Obama’s DACA program (not deporting “Dreamers”) is an example. He’s not just failing to enforce immigration law. Instead he’s created a new federal program, designating illegal aliens into four different categories and establishing new criteria for who can indefinitely stay in the United States and who cannot.
Another is Obama’s executive order that organizations who do not support the LGBT agenda under the rubric of “nondiscrimination” cannot receive a business contract with the federal government. As a consequence, if Hobby Lobby or any other business wholly owned and operated by observant Evangelicals, Catholics, Mormons, Orthodox Jews, or even Muslims, denies spousal benefits to same-sex partners, or doesn’t want to bake wedding cakes for gay-marriage receptions, the federal government can refuse to do business with them.
Frankly, even if Congress passed such a law it should be held unconstitutional under the Free Exercise Clause of the First Amendment. The unconstitutional-conditions doctrine provides that no American can be required to forfeit their rights in order to do business with the federal government.
So even Congress cannot do this, but Obama did it anyway.
Or again with Obamacare.

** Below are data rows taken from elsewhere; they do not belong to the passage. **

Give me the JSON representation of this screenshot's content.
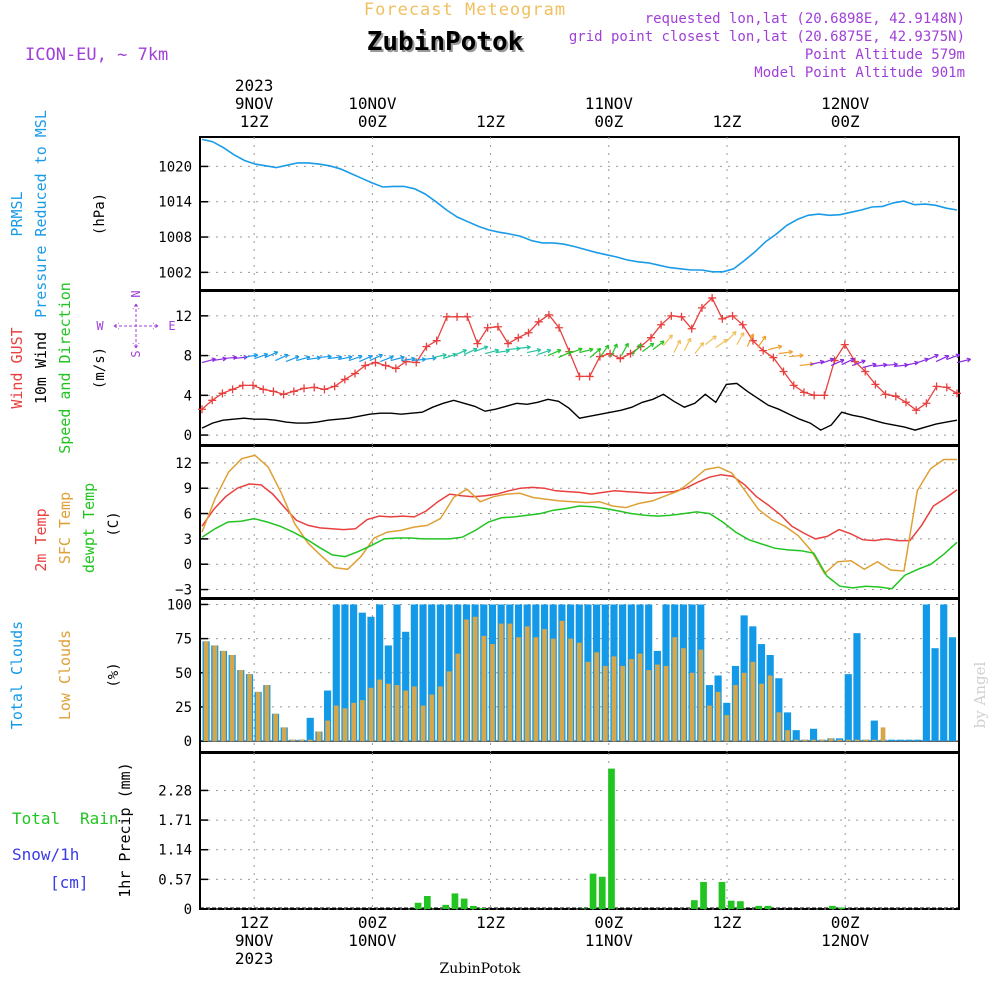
{
  "header": {
    "title_top": "Forecast Meteogram",
    "location": "ZubinPotok",
    "model": "ICON-EU, ~ 7km",
    "requested": "requested lon,lat (20.6898E, 42.9148N)",
    "closest": "grid point closest lon,lat (20.6875E, 42.9375N)",
    "point_alt": "Point Altitude 579m",
    "model_alt": "Model Point Altitude 901m",
    "footer": "ZubinPotok",
    "watermark": "by Angel"
  },
  "time_axis": {
    "hours": 79,
    "top_labels": [
      {
        "h": 0,
        "lines": [
          "2023",
          "9NOV",
          "12Z"
        ]
      },
      {
        "h": 12,
        "lines": [
          "10NOV",
          "00Z"
        ]
      },
      {
        "h": 24,
        "lines": [
          "12Z"
        ]
      },
      {
        "h": 36,
        "lines": [
          "11NOV",
          "00Z"
        ]
      },
      {
        "h": 48,
        "lines": [
          "12Z"
        ]
      },
      {
        "h": 60,
        "lines": [
          "12NOV",
          "00Z"
        ]
      }
    ],
    "bottom_labels": [
      {
        "h": 0,
        "lines": [
          "12Z",
          "9NOV",
          "2023"
        ]
      },
      {
        "h": 12,
        "lines": [
          "00Z",
          "10NOV"
        ]
      },
      {
        "h": 24,
        "lines": [
          "12Z"
        ]
      },
      {
        "h": 36,
        "lines": [
          "00Z",
          "11NOV"
        ]
      },
      {
        "h": 48,
        "lines": [
          "12Z"
        ]
      },
      {
        "h": 60,
        "lines": [
          "00Z",
          "12NOV"
        ]
      }
    ]
  },
  "colors": {
    "pressure": "#1a9be8",
    "gust": "#e8403f",
    "wind": "#000000",
    "green": "#22c422",
    "sfc": "#dea035",
    "cloud_total": "#129ae8",
    "cloud_low": "#d6a64a",
    "rain": "#22c422",
    "snow": "#3a3ae8",
    "purple": "#a040d8",
    "orange": "#f0c060"
  },
  "chart_data": [
    {
      "type": "line",
      "panel": "pressure",
      "ylabels": [
        "PRMSL",
        "Pressure Reduced to MSL",
        "(hPa)"
      ],
      "ylim": [
        999,
        1025
      ],
      "yticks": [
        1002,
        1008,
        1014,
        1020
      ],
      "series": [
        {
          "name": "PRMSL",
          "values": [
            1024.6,
            1024.2,
            1023.2,
            1022.0,
            1021.0,
            1020.4,
            1020.1,
            1019.8,
            1020.2,
            1020.6,
            1020.6,
            1020.4,
            1020.1,
            1019.6,
            1018.8,
            1018.0,
            1017.2,
            1016.5,
            1016.6,
            1016.6,
            1016.2,
            1015.3,
            1014.0,
            1012.6,
            1011.4,
            1010.6,
            1009.8,
            1009.2,
            1008.8,
            1008.5,
            1008.1,
            1007.4,
            1007.0,
            1007.0,
            1006.8,
            1006.4,
            1005.9,
            1005.4,
            1005.0,
            1004.6,
            1004.1,
            1003.8,
            1003.6,
            1003.2,
            1002.8,
            1002.6,
            1002.4,
            1002.4,
            1002.1,
            1002.1,
            1002.6,
            1004.0,
            1005.5,
            1007.2,
            1008.5,
            1010.0,
            1011.0,
            1011.7,
            1011.9,
            1011.7,
            1011.8,
            1012.2,
            1012.6,
            1013.1,
            1013.2,
            1013.8,
            1014.1,
            1013.5,
            1013.6,
            1013.4,
            1012.9,
            1012.6
          ]
        }
      ]
    },
    {
      "type": "line",
      "panel": "wind",
      "ylabels": [
        "Wind GUST",
        "10m Wind",
        "Speed and Direction",
        "(m/s)"
      ],
      "compass": [
        "N",
        "W",
        "E",
        "S"
      ],
      "ylim": [
        -1,
        14.5
      ],
      "yticks": [
        0,
        4,
        8,
        12
      ],
      "series": [
        {
          "name": "Wind GUST",
          "values": [
            2.6,
            3.5,
            4.2,
            4.6,
            5.0,
            5.0,
            4.6,
            4.4,
            4.1,
            4.4,
            4.7,
            4.8,
            4.6,
            4.9,
            5.6,
            6.2,
            7.0,
            7.3,
            7.0,
            6.7,
            7.4,
            7.3,
            8.9,
            9.5,
            11.9,
            11.9,
            11.9,
            9.2,
            10.8,
            10.9,
            9.2,
            9.8,
            10.3,
            11.4,
            12.1,
            10.8,
            8.4,
            5.9,
            5.9,
            7.9,
            8.2,
            7.7,
            8.2,
            8.9,
            9.8,
            11.1,
            12.0,
            11.9,
            10.7,
            12.8,
            13.8,
            11.7,
            12.0,
            11.1,
            9.5,
            8.5,
            7.8,
            6.4,
            5.0,
            4.3,
            4.0,
            4.0,
            7.5,
            9.1,
            7.4,
            6.4,
            5.1,
            4.1,
            3.9,
            3.3,
            2.5,
            3.2,
            4.9,
            4.8,
            4.2
          ]
        },
        {
          "name": "10m Wind",
          "values": [
            0.7,
            1.2,
            1.5,
            1.6,
            1.7,
            1.6,
            1.6,
            1.5,
            1.3,
            1.2,
            1.2,
            1.3,
            1.5,
            1.6,
            1.7,
            1.9,
            2.1,
            2.2,
            2.2,
            2.1,
            2.2,
            2.3,
            2.8,
            3.2,
            3.5,
            3.2,
            2.9,
            2.4,
            2.6,
            2.9,
            3.2,
            3.1,
            3.3,
            3.6,
            3.4,
            2.7,
            1.7,
            1.9,
            2.1,
            2.3,
            2.5,
            2.8,
            3.3,
            3.6,
            4.1,
            3.4,
            2.8,
            3.2,
            4.1,
            3.3,
            5.1,
            5.2,
            4.4,
            3.7,
            3.0,
            2.6,
            2.1,
            1.6,
            1.2,
            0.5,
            1.0,
            2.3,
            2.0,
            1.8,
            1.5,
            1.2,
            1.0,
            0.8,
            0.5,
            0.8,
            1.1,
            1.3,
            1.5
          ]
        },
        {
          "name": "Wind barbs",
          "values": [
            7.3,
            7.5,
            7.7,
            7.7,
            7.8,
            7.7,
            7.8,
            7.5,
            7.4,
            7.5,
            7.6,
            7.8,
            7.7,
            7.6,
            7.5,
            7.4,
            7.5,
            7.4,
            7.5,
            7.5,
            7.5,
            7.6,
            7.8,
            7.7,
            8.0,
            8.1,
            8.4,
            8.2,
            8.3,
            8.6,
            8.7,
            8.3,
            8.1,
            8.0,
            7.8,
            8.2,
            8.3,
            7.8,
            7.9,
            7.9,
            8.0,
            8.1,
            8.4,
            8.6,
            9.0,
            8.3,
            8.5,
            8.2,
            9.1,
            8.8,
            9.4,
            9.1,
            8.9,
            8.8,
            8.6,
            8.2,
            7.9,
            7.0,
            7.1,
            7.2,
            7.0,
            7.1,
            7.0,
            6.8,
            6.9,
            7.0,
            6.9,
            7.0,
            7.2,
            7.5,
            7.4,
            7.6,
            7.3
          ]
        }
      ]
    },
    {
      "type": "line",
      "panel": "temperature",
      "ylabels": [
        "2m Temp",
        "SFC Temp",
        "dewpt Temp",
        "(C)"
      ],
      "ylim": [
        -4,
        14
      ],
      "yticks": [
        -3,
        0,
        3,
        6,
        9,
        12
      ],
      "series": [
        {
          "name": "2m Temp",
          "values": [
            4.5,
            6.5,
            8.0,
            9.0,
            9.5,
            9.4,
            8.3,
            6.7,
            5.2,
            4.6,
            4.3,
            4.2,
            4.1,
            4.2,
            5.3,
            5.7,
            5.6,
            5.7,
            5.6,
            6.3,
            7.4,
            8.3,
            8.1,
            8.0,
            8.1,
            8.3,
            8.7,
            9.0,
            9.1,
            9.0,
            8.7,
            8.6,
            8.5,
            8.3,
            8.5,
            8.7,
            8.6,
            8.5,
            8.4,
            8.5,
            8.6,
            9.0,
            9.7,
            10.3,
            10.6,
            10.4,
            9.4,
            8.0,
            7.0,
            5.9,
            4.5,
            3.7,
            3.0,
            3.3,
            4.1,
            3.6,
            2.9,
            2.8,
            3.0,
            2.8,
            2.8,
            4.6,
            6.9,
            7.8,
            8.8
          ]
        },
        {
          "name": "SFC Temp",
          "values": [
            3.8,
            7.8,
            10.9,
            12.5,
            12.9,
            11.5,
            8.4,
            4.8,
            2.5,
            1.0,
            -0.4,
            -0.6,
            0.9,
            3.1,
            3.8,
            4.0,
            4.4,
            4.6,
            5.4,
            7.9,
            8.9,
            7.4,
            8.0,
            8.3,
            8.4,
            7.9,
            7.7,
            7.5,
            7.4,
            7.3,
            7.4,
            6.9,
            6.7,
            7.2,
            7.5,
            8.1,
            8.7,
            9.9,
            11.2,
            11.5,
            10.8,
            8.7,
            6.5,
            5.3,
            4.5,
            3.4,
            1.6,
            -1.1,
            0.3,
            0.4,
            -0.6,
            0.3,
            -0.7,
            -0.8,
            8.7,
            11.3,
            12.4,
            12.4
          ]
        },
        {
          "name": "dewpt Temp",
          "values": [
            3.2,
            4.2,
            5.0,
            5.1,
            5.4,
            5.0,
            4.5,
            3.8,
            3.0,
            2.0,
            1.1,
            0.9,
            1.5,
            2.2,
            3.0,
            3.1,
            3.1,
            3.0,
            3.0,
            3.0,
            3.2,
            4.0,
            5.0,
            5.5,
            5.6,
            5.8,
            6.0,
            6.4,
            6.6,
            6.9,
            6.8,
            6.6,
            6.3,
            6.0,
            5.8,
            5.7,
            5.8,
            6.0,
            6.2,
            6.0,
            5.0,
            3.8,
            2.9,
            2.4,
            1.9,
            1.7,
            1.6,
            1.3,
            -1.4,
            -2.6,
            -2.8,
            -2.6,
            -2.7,
            -2.9,
            -1.3,
            -0.6,
            0.0,
            1.2,
            2.6
          ]
        }
      ]
    },
    {
      "type": "bar",
      "panel": "clouds",
      "ylabels": [
        "Total Clouds",
        "Low Clouds",
        "(%)"
      ],
      "ylim": [
        -8,
        104
      ],
      "yticks": [
        0,
        25,
        50,
        75,
        100
      ],
      "series": [
        {
          "name": "Total Clouds",
          "values": [
            73,
            70,
            66,
            63,
            52,
            49,
            36,
            41,
            20,
            10,
            1,
            1,
            17,
            7,
            37,
            100,
            100,
            100,
            94,
            91,
            100,
            70,
            100,
            80,
            100,
            100,
            100,
            100,
            100,
            100,
            100,
            100,
            100,
            100,
            100,
            100,
            100,
            100,
            100,
            100,
            100,
            100,
            100,
            100,
            100,
            100,
            100,
            100,
            100,
            100,
            100,
            100,
            66,
            100,
            100,
            100,
            100,
            100,
            41,
            48,
            28,
            55,
            92,
            84,
            71,
            63,
            46,
            21,
            8,
            1,
            9,
            1,
            2,
            2,
            49,
            79,
            1,
            15,
            1,
            1,
            1,
            1,
            1,
            100,
            68,
            100,
            76
          ]
        },
        {
          "name": "Low Clouds",
          "values": [
            73,
            70,
            66,
            63,
            52,
            49,
            36,
            41,
            20,
            10,
            1,
            1,
            1,
            7,
            15,
            26,
            24,
            28,
            30,
            39,
            45,
            42,
            41,
            37,
            40,
            26,
            34,
            40,
            51,
            64,
            89,
            91,
            77,
            71,
            86,
            86,
            76,
            84,
            76,
            82,
            75,
            88,
            75,
            72,
            58,
            65,
            55,
            62,
            55,
            60,
            64,
            52,
            56,
            55,
            76,
            68,
            50,
            67,
            26,
            36,
            19,
            41,
            50,
            58,
            42,
            48,
            21,
            8,
            1,
            1,
            1,
            1,
            2,
            1,
            1,
            1,
            1,
            1,
            10
          ]
        }
      ]
    },
    {
      "type": "bar",
      "panel": "precip",
      "ylabels": [
        "1hr Precip (mm)"
      ],
      "side_labels": [
        "Total",
        "Rain",
        "Snow/1h",
        "[cm]"
      ],
      "ylim": [
        0,
        3.0
      ],
      "yticks": [
        "0",
        "0.57",
        "1.14",
        "1.71",
        "2.28"
      ],
      "series": [
        {
          "name": "Total Rain",
          "values": [
            0,
            0,
            0,
            0,
            0,
            0,
            0,
            0,
            0,
            0,
            0,
            0,
            0,
            0,
            0,
            0,
            0,
            0,
            0,
            0,
            0,
            0,
            0,
            0.12,
            0.25,
            0,
            0.08,
            0.3,
            0.2,
            0.06,
            0.02,
            0,
            0,
            0,
            0,
            0,
            0,
            0,
            0,
            0,
            0,
            0.01,
            0.68,
            0.62,
            2.7,
            0,
            0,
            0,
            0,
            0,
            0,
            0,
            0,
            0.17,
            0.52,
            0,
            0.52,
            0.16,
            0.15,
            0,
            0.06,
            0.06,
            0,
            0,
            0,
            0,
            0,
            0,
            0.06,
            0.03,
            0,
            0,
            0,
            0,
            0,
            0,
            0,
            0,
            0,
            0,
            0,
            0
          ]
        }
      ]
    }
  ]
}
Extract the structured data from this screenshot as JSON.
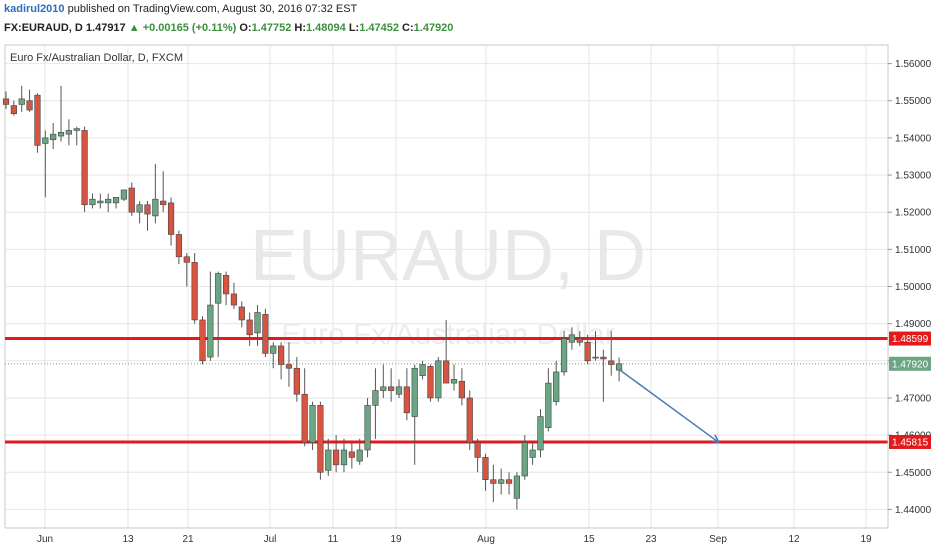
{
  "header": {
    "user": "kadirul2010",
    "published": "published on TradingView.com, August 30, 2016 07:32 EST",
    "symbol": "FX:EURAUD, D",
    "last": "1.47917",
    "arrow": "▲",
    "change": "+0.00165 (+0.11%)",
    "o_label": "O:",
    "o": "1.47752",
    "h_label": "H:",
    "h": "1.48094",
    "l_label": "L:",
    "l": "1.47452",
    "c_label": "C:",
    "c": "1.47920"
  },
  "watermark": {
    "main": "EURAUD, D",
    "sub": "Euro Fx/Australian Dollar"
  },
  "colors": {
    "up": "#6ba583",
    "down": "#d75442",
    "line": "#e31a1c",
    "arrow": "#4a7ab5",
    "grid": "#e6e6e6"
  },
  "chart_data": {
    "type": "candlestick",
    "title": "Euro Fx/Australian Dollar, D, FXCM",
    "ylim": [
      1.435,
      1.565
    ],
    "y_ticks": [
      "1.56000",
      "1.55000",
      "1.54000",
      "1.53000",
      "1.52000",
      "1.51000",
      "1.50000",
      "1.49000",
      "1.48000",
      "1.47000",
      "1.46000",
      "1.45000",
      "1.44000"
    ],
    "x_ticks": [
      "Jun",
      "13",
      "21",
      "Jul",
      "11",
      "19",
      "Aug",
      "15",
      "23",
      "Sep",
      "12",
      "19"
    ],
    "candles": [
      [
        1.5505,
        1.5525,
        1.5478,
        1.549
      ],
      [
        1.5487,
        1.55,
        1.546,
        1.5465
      ],
      [
        1.549,
        1.554,
        1.547,
        1.5505
      ],
      [
        1.55,
        1.553,
        1.547,
        1.5475
      ],
      [
        1.5515,
        1.552,
        1.536,
        1.538
      ],
      [
        1.5385,
        1.542,
        1.524,
        1.54
      ],
      [
        1.5395,
        1.544,
        1.537,
        1.541
      ],
      [
        1.5405,
        1.554,
        1.539,
        1.5415
      ],
      [
        1.541,
        1.545,
        1.538,
        1.542
      ],
      [
        1.542,
        1.543,
        1.538,
        1.5425
      ],
      [
        1.542,
        1.543,
        1.52,
        1.522
      ],
      [
        1.522,
        1.525,
        1.521,
        1.5235
      ],
      [
        1.5225,
        1.525,
        1.521,
        1.523
      ],
      [
        1.5225,
        1.525,
        1.52,
        1.5235
      ],
      [
        1.5225,
        1.524,
        1.521,
        1.524
      ],
      [
        1.5235,
        1.526,
        1.523,
        1.526
      ],
      [
        1.5265,
        1.528,
        1.519,
        1.52
      ],
      [
        1.52,
        1.523,
        1.517,
        1.522
      ],
      [
        1.522,
        1.523,
        1.515,
        1.5195
      ],
      [
        1.519,
        1.533,
        1.517,
        1.5235
      ],
      [
        1.523,
        1.531,
        1.52,
        1.522
      ],
      [
        1.5225,
        1.524,
        1.511,
        1.514
      ],
      [
        1.514,
        1.515,
        1.506,
        1.508
      ],
      [
        1.508,
        1.509,
        1.5,
        1.5065
      ],
      [
        1.5065,
        1.509,
        1.49,
        1.491
      ],
      [
        1.491,
        1.492,
        1.479,
        1.48
      ],
      [
        1.481,
        1.504,
        1.48,
        1.495
      ],
      [
        1.4955,
        1.504,
        1.481,
        1.5035
      ],
      [
        1.503,
        1.504,
        1.495,
        1.498
      ],
      [
        1.498,
        1.501,
        1.494,
        1.495
      ],
      [
        1.4945,
        1.496,
        1.489,
        1.491
      ],
      [
        1.491,
        1.493,
        1.484,
        1.487
      ],
      [
        1.4875,
        1.495,
        1.484,
        1.493
      ],
      [
        1.4925,
        1.494,
        1.481,
        1.482
      ],
      [
        1.482,
        1.485,
        1.478,
        1.484
      ],
      [
        1.484,
        1.485,
        1.475,
        1.479
      ],
      [
        1.479,
        1.485,
        1.473,
        1.478
      ],
      [
        1.478,
        1.481,
        1.469,
        1.471
      ],
      [
        1.471,
        1.478,
        1.457,
        1.458
      ],
      [
        1.458,
        1.469,
        1.456,
        1.468
      ],
      [
        1.468,
        1.469,
        1.448,
        1.45
      ],
      [
        1.4505,
        1.459,
        1.449,
        1.456
      ],
      [
        1.456,
        1.46,
        1.45,
        1.452
      ],
      [
        1.452,
        1.459,
        1.45,
        1.456
      ],
      [
        1.4555,
        1.458,
        1.451,
        1.454
      ],
      [
        1.453,
        1.459,
        1.452,
        1.456
      ],
      [
        1.456,
        1.47,
        1.454,
        1.468
      ],
      [
        1.468,
        1.478,
        1.459,
        1.472
      ],
      [
        1.472,
        1.479,
        1.47,
        1.473
      ],
      [
        1.473,
        1.478,
        1.469,
        1.472
      ],
      [
        1.471,
        1.475,
        1.47,
        1.473
      ],
      [
        1.473,
        1.478,
        1.464,
        1.466
      ],
      [
        1.465,
        1.479,
        1.452,
        1.478
      ],
      [
        1.476,
        1.48,
        1.475,
        1.479
      ],
      [
        1.4785,
        1.479,
        1.469,
        1.47
      ],
      [
        1.47,
        1.481,
        1.469,
        1.48
      ],
      [
        1.48,
        1.491,
        1.475,
        1.474
      ],
      [
        1.474,
        1.479,
        1.472,
        1.475
      ],
      [
        1.4745,
        1.478,
        1.468,
        1.47
      ],
      [
        1.47,
        1.472,
        1.456,
        1.458
      ],
      [
        1.458,
        1.459,
        1.45,
        1.454
      ],
      [
        1.454,
        1.455,
        1.445,
        1.448
      ],
      [
        1.448,
        1.452,
        1.442,
        1.447
      ],
      [
        1.447,
        1.451,
        1.444,
        1.448
      ],
      [
        1.448,
        1.45,
        1.444,
        1.447
      ],
      [
        1.443,
        1.45,
        1.44,
        1.449
      ],
      [
        1.449,
        1.46,
        1.448,
        1.458
      ],
      [
        1.454,
        1.458,
        1.452,
        1.456
      ],
      [
        1.456,
        1.467,
        1.454,
        1.465
      ],
      [
        1.462,
        1.478,
        1.461,
        1.474
      ],
      [
        1.469,
        1.48,
        1.468,
        1.477
      ],
      [
        1.477,
        1.488,
        1.476,
        1.486
      ],
      [
        1.485,
        1.489,
        1.483,
        1.487
      ],
      [
        1.486,
        1.488,
        1.484,
        1.485
      ],
      [
        1.485,
        1.487,
        1.479,
        1.48
      ],
      [
        1.481,
        1.488,
        1.48,
        1.481
      ],
      [
        1.481,
        1.483,
        1.469,
        1.4805
      ],
      [
        1.48,
        1.488,
        1.476,
        1.479
      ],
      [
        1.4775,
        1.4809,
        1.4745,
        1.4792
      ]
    ],
    "levels": [
      {
        "value": 1.48599,
        "label": "1.48599"
      },
      {
        "value": 1.45815,
        "label": "1.45815"
      }
    ],
    "last_price": {
      "value": 1.4792,
      "label": "1.47920"
    },
    "forecast_arrow": {
      "from": 1.4775,
      "to": 1.458
    }
  }
}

Evidently to push back its job-killing effects, Obama has announced that he’s delaying the employer mandate yet again, but only for some businesses.
Congress specified that companies with 50 or more full-time employees are subject to the mandate to offer health insurance. But Obama announced that for 2015 he’ll not enforce it against companies with 50 to 99 employees, but he will enforce it for 100 or more.
That’s essentially making new law. Congress specified that the mandate starts at 50. Obama is essentially rewriting the law by saying it starts at 100. Congress can change that number at any time, but the president can never change it.
Yet Republicans fail to make the simple point: “It makes no difference whether he issues fewer orders than past presidents. They issued orders about how to follow the law, but he’s issuing orders not to follow the law.”